What's good about low carb cycling?
This diet is best suited for fitness.
On the negative side, we note:
It is ineffective if a person moves little throughout life; there should be activity here.
Low fat diet
The very idea of such a diet came to us from India and continues to be popular all over the world. The diet is based on vegetarianism.
The logic behind the diet is pretty simple: if you're worried about excess fat, don't eat it. Minimize your fat intake and eat only low-fat foods.
Benefits of a Low-Fat Diet
By reducing calories, the body burns fat cells and you lose weight.
The diet is quite complete and can be followed all the time as a way of life.

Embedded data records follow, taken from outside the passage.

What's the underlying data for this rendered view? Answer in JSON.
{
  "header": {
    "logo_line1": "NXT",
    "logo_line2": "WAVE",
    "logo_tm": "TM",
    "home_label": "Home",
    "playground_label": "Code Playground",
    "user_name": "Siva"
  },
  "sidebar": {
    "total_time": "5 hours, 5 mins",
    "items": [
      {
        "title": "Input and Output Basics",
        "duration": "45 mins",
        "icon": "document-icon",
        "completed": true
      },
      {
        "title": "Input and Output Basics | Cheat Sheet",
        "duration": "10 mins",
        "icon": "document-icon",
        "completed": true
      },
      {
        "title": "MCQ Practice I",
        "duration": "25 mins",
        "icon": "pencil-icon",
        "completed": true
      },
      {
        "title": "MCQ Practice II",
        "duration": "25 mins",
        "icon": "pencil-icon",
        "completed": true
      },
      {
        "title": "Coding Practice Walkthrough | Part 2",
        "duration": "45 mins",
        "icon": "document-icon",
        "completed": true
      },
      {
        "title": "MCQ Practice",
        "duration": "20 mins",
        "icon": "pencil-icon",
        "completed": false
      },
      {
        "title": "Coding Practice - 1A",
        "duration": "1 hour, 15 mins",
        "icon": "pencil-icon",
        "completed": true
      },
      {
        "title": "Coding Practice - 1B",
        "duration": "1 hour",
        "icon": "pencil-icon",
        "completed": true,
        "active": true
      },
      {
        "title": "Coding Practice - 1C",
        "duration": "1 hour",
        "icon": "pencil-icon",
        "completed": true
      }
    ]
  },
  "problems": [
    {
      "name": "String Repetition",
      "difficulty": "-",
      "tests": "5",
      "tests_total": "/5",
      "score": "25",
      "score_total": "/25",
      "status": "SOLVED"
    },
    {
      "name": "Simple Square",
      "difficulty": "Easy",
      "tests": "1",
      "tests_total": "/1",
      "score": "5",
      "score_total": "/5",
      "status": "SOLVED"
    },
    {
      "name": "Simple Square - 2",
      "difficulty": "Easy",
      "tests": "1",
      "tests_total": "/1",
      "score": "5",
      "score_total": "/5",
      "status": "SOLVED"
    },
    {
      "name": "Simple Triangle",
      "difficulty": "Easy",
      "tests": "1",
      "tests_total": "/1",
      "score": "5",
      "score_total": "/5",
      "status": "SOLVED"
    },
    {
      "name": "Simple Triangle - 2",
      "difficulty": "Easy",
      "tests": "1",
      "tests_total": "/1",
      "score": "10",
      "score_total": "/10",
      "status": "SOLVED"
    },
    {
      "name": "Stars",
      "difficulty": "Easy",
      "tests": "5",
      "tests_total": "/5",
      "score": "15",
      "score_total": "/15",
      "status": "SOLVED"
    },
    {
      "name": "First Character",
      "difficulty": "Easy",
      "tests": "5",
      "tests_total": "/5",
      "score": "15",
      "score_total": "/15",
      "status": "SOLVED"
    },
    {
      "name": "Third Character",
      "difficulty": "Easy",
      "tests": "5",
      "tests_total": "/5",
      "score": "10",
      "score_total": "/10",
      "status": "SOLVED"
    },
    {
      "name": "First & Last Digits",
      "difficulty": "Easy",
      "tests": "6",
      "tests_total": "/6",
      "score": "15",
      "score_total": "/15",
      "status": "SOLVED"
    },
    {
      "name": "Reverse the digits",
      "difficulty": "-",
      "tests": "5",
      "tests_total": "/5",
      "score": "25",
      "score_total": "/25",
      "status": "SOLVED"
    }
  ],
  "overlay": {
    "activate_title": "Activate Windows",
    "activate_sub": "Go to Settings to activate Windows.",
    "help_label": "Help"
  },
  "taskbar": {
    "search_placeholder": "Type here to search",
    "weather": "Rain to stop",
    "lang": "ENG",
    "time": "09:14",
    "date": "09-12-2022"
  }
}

It is enough to exclude fatty foods or reduce to 60 grams per day. There is nothing wrong if you replace animal fat with fish or vegetable oil.
Disadvantages of a low-fat diet
Do not give up fats completely under any circumstances, they are necessary to replenish the body with various vitamins, improve immunity and also help in the synthesis of hormones.
Agree, dishes that do not contain fat taste terrible.
The "Don't Eat After..." Diet
The diet was properly formed in the 80s and continues to this day.
The principle is elementary and known to everyone. You can't eat after a certain time. For example, after 4:00 PM, 5:00 PM or 6:00 PM.
Positive Diet
If your body is strong and can easily tolerate dietary restrictions, you will be able to lose weight.
If you have a busy schedule and you get up as early as you go to bed, this is your diet.
Negative aspects of the diet
The diet is not balanced, does not have a list of products and, if followed, you can disrupt your metabolism for the worse.
If you are a night owl and are used to falling asleep in the early morning, then it will be extremely difficult for you to cope with not eating after the evening hours.